Scientists from NOC have led a study to infer variability of the sub-polar Atlantic Ocean Meridional Overturning Circulation using estimates of air-sea exchanges of heat and water at the ocean's surface.
The scientific research paper describing the method and its application, 'The Surface-Forced Overturning of the North Atlantic: Estimates from Modern Era Atmospheric Reanalysis Datasets', has been published in the Journal of Climate.
Leading authors Jeremy Grist and Simon Josey from NOC, collaborated in the study with co-authors Robert Marsh (NOC and University of Southampton), Young-Oh Kwon (Woods Hole Oceanographic Institution, USA), Rory Bingham (Newcastle University) and Adam Blaker (NOC).
The basis of the study is the influence of exchanges at the ocean surface on the Atlantic Meridional Overturning Circulation (AMOC) – the large-scale flow of water within the North Atlantic, characterized by the northward flow of warm, saline water which subsequently cools and sinks in the northern part of the basin before returning south at depth.
This flow of water plays a major role in transporting heat from the tropics to the latitudes of the British Isles. Climate models indicate that in years when the AMOC is particularly strong, northern Europe typically experiences warmer and wetter than average conditions.
Despite the AMOC's importance for our changing weather and climate, direct observations from the ocean sub-surface of the subpolar AMOC are rather limited although this will change in the near future as a result of a major new observational program, OSNAP, funded by NERC. Further south, since 2004 the dedicated RAPID project's observing array has provided continuous AMOC observations in the subtropics at 26⁰ North and there are occasional snap-shots of the overturning strength at other latitudes from research cruises. However neither of these has provided insights into how the subpolar AMOC is currently changing and how important such changes are in terms of the longer-term decadal variability.
Addressing these issues became the focus of the research and ultimately the authors developed a method, cited in the recent IPCC report, to infer variability in the component of the mid-high latitude AMOC strength due to changes in the fluxes across the ocean's surface. These air-sea fluxes include the exchange of freshwater – that is the difference between rainfall and ocean evaporation - and heat between the ocean and the overlying atmosphere.

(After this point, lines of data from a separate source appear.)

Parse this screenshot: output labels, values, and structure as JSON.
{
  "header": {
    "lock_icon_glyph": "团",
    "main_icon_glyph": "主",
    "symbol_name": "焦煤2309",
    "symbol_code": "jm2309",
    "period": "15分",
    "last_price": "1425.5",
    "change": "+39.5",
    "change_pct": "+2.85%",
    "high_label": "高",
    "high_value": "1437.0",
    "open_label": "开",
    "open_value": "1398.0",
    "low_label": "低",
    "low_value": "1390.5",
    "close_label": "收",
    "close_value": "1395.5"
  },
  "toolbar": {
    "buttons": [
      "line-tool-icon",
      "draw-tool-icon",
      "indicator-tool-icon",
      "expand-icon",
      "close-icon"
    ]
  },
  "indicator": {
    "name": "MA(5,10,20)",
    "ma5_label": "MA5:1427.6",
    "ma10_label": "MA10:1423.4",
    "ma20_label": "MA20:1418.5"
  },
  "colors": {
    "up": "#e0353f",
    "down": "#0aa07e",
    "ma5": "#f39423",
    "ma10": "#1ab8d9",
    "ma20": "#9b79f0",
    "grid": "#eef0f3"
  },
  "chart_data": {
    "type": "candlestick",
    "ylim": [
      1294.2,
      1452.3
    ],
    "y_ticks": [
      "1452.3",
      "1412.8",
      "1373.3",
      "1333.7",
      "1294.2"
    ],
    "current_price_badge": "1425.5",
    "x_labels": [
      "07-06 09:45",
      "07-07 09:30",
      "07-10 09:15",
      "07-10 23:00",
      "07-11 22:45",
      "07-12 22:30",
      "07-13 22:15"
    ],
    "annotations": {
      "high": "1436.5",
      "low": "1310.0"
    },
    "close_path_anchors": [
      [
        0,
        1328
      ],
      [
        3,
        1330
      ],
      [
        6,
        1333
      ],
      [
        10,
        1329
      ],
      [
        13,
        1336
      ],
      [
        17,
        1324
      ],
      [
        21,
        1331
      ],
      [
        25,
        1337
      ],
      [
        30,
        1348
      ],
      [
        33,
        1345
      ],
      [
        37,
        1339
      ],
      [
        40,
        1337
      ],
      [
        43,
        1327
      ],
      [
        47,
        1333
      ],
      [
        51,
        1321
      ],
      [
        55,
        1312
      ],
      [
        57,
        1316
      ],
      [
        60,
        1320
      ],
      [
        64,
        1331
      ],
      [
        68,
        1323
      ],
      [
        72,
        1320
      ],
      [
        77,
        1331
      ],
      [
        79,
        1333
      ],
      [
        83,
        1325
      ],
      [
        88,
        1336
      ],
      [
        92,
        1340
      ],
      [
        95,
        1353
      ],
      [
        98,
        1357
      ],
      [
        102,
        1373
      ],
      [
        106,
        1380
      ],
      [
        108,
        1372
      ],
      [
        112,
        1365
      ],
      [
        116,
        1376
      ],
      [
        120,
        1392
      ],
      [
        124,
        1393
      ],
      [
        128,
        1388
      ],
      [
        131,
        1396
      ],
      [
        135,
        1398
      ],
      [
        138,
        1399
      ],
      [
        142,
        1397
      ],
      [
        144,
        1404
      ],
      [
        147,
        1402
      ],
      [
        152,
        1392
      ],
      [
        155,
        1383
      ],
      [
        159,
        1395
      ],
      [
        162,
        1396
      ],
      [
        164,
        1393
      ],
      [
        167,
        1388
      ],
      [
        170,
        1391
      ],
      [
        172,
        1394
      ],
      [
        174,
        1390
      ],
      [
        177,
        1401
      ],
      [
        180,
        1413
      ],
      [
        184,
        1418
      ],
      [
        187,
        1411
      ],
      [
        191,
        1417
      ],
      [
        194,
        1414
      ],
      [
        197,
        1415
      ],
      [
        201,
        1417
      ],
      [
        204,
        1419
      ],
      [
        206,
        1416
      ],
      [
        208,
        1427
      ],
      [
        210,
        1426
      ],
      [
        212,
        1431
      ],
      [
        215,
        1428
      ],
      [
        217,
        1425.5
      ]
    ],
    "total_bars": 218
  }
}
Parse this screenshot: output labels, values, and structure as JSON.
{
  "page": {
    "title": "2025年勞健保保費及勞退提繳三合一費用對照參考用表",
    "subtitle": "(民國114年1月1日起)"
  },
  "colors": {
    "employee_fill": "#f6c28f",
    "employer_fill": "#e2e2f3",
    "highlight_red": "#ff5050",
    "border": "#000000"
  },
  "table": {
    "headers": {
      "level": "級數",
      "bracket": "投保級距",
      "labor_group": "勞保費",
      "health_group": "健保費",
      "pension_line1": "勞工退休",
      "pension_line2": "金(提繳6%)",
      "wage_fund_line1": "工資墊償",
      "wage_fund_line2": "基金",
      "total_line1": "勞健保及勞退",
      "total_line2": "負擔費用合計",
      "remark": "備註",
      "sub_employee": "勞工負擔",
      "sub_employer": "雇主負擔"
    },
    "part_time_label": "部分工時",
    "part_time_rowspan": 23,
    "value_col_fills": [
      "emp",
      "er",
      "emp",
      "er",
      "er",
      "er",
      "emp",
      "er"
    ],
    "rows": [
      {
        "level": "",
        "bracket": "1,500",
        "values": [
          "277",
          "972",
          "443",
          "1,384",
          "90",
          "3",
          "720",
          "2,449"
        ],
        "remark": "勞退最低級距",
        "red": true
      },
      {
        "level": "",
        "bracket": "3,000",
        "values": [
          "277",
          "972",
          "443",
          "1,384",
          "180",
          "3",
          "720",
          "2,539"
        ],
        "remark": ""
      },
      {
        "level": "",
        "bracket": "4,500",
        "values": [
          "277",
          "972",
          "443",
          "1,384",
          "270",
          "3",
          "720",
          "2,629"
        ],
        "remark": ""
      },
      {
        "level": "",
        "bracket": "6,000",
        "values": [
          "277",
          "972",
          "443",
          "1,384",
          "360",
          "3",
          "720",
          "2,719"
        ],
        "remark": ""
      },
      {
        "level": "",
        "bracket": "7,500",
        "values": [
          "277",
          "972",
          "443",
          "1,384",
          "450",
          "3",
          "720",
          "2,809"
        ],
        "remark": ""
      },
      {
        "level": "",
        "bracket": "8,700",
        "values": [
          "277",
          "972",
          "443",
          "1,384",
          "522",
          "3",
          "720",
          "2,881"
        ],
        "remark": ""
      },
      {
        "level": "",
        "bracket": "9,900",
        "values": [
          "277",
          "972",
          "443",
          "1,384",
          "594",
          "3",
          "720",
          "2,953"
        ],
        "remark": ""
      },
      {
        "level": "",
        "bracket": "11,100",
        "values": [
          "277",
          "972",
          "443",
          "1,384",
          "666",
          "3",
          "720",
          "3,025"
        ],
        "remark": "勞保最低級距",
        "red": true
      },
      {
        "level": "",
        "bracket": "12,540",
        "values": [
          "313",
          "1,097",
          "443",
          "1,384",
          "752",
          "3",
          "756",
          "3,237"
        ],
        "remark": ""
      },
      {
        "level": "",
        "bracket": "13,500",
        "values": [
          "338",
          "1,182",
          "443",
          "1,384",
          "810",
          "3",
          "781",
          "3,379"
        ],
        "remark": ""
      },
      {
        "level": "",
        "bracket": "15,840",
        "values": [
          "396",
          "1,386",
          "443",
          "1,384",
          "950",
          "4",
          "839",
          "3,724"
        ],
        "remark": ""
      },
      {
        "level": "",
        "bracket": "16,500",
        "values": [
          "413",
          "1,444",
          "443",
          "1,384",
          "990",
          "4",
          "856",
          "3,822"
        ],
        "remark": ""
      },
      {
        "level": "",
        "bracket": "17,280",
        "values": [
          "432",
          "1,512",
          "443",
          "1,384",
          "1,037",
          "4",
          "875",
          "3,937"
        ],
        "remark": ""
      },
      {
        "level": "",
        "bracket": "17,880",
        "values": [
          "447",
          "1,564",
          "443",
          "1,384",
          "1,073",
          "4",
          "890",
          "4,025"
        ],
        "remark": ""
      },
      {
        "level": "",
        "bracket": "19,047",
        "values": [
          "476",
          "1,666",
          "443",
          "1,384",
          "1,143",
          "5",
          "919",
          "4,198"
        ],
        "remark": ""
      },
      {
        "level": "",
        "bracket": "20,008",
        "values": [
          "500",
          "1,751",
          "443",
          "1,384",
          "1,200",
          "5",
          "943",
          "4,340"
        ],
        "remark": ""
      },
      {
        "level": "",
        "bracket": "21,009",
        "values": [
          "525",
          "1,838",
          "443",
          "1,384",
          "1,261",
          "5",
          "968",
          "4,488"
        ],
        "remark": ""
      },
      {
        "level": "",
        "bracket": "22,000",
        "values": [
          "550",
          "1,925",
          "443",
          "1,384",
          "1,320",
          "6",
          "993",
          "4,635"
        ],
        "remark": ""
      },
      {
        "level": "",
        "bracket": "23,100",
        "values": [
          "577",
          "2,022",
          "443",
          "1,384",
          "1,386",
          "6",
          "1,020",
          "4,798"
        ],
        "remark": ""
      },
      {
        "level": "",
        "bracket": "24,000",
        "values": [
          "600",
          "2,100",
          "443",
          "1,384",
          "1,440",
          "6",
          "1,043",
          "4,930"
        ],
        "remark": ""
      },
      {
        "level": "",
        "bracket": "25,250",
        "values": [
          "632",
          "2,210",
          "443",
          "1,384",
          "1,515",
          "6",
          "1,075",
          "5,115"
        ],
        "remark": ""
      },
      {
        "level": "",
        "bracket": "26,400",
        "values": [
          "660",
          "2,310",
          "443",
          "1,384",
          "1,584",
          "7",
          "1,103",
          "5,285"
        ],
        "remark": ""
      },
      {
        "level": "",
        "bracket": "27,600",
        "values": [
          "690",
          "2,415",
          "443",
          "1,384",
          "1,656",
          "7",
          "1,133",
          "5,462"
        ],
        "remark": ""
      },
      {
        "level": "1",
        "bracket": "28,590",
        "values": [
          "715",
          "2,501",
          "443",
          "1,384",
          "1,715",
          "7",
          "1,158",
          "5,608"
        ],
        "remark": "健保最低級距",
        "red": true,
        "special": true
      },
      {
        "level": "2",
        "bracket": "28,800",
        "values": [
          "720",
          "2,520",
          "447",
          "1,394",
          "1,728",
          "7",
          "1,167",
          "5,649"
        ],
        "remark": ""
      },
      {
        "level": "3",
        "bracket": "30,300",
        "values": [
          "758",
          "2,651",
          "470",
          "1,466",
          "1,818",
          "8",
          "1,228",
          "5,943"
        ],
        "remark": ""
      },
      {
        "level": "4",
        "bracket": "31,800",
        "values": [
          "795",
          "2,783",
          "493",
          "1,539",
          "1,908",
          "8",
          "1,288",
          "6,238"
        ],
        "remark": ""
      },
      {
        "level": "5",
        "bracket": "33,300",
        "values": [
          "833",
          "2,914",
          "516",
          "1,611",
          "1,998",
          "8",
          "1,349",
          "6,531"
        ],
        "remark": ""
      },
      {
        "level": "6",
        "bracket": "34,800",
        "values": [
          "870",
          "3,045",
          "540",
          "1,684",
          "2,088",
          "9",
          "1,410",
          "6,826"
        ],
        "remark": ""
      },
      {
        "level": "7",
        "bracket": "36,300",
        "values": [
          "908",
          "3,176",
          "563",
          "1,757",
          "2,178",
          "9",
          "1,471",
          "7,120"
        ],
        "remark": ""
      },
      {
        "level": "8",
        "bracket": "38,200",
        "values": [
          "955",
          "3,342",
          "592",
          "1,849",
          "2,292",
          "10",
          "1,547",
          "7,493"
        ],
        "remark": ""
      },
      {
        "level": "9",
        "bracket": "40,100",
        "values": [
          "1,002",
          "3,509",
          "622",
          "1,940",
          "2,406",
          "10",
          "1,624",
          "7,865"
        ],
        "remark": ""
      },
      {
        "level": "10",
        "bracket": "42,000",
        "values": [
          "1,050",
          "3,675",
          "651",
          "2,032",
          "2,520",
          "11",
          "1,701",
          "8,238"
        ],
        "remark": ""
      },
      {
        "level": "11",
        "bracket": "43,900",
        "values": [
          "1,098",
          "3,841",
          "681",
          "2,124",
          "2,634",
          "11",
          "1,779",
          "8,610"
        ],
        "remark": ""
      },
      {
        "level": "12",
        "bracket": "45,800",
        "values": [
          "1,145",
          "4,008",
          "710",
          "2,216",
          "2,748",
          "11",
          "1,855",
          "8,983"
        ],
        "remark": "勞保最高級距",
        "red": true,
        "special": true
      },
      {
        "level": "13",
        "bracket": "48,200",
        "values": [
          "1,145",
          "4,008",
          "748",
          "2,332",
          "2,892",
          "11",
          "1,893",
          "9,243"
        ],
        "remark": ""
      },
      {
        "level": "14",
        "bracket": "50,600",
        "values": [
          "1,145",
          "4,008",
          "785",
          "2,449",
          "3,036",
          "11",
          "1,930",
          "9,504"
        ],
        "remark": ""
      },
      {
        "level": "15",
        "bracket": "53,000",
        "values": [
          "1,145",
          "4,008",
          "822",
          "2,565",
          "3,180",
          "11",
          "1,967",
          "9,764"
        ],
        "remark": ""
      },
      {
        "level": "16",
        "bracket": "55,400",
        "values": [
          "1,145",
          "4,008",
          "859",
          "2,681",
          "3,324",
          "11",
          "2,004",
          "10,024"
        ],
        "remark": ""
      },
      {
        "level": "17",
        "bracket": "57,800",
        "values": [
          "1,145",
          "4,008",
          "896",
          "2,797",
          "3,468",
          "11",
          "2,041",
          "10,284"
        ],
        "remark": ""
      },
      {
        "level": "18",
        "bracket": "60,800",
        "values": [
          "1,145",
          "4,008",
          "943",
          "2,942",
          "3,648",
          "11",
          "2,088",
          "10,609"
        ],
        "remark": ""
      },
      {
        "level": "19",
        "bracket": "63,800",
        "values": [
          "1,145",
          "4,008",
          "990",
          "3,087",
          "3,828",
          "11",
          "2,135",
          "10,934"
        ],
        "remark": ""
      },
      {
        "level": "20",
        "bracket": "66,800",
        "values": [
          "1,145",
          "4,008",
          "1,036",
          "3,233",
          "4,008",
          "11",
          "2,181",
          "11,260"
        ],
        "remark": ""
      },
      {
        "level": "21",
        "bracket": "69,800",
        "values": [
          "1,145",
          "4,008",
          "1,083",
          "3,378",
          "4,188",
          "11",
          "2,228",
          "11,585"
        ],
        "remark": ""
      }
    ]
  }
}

The strength of this approach is that, unlike the direct sub-surface observations, there are decades of continuous estimates of air-sea fluxes. This opens up the possibility of reconstructing the history of recent AMOC variability and critically putting current changes in the context of those that have taken place over the last 30 years.
In the current piece of work, the authors considered how much diversity there is in the inferred AMOC from six different estimates of air-sea fluxes. These estimates are from state-of-the-art syntheses of observations and models known as atmospheric reanalyzes. Their results revealed marked geographical differences. These have implications for how appropriate the method is in different regions.
Firstly, in the sub-polar region the different reanalyzes all yielded estimates of average AMOC strength consistent with the available direct observations. The different reconstructions of recent AMOC changes were also similar. This suggests that the choice of reanalysis product does not critically limit the ability of the method to infer AMOC variability in this part of the Atlantic. The estimates suggest the sub-polar AMOC was anomalously strong in the mid-1990s, that it declined significantly between 1995 and 2005 and since then it has been returning to the long-term average.
Finally, in the subtropical regions the reanalyzes yielded a large spread in the strength of AMOC and there was also disagreement between the inferred AMOC histories. As the estimated state of the AMOC is so dependent on the dataset used, the method cannot be reliably used to infer recent changes in the subtropical AMOC. The wide spread of results from the different reanalyzes were shown to be due to the large range between the different estimates of subtropical surface heat flux. This emphasizes the need to redouble research efforts into quantifying the exchange of heat between the ocean and the atmosphere.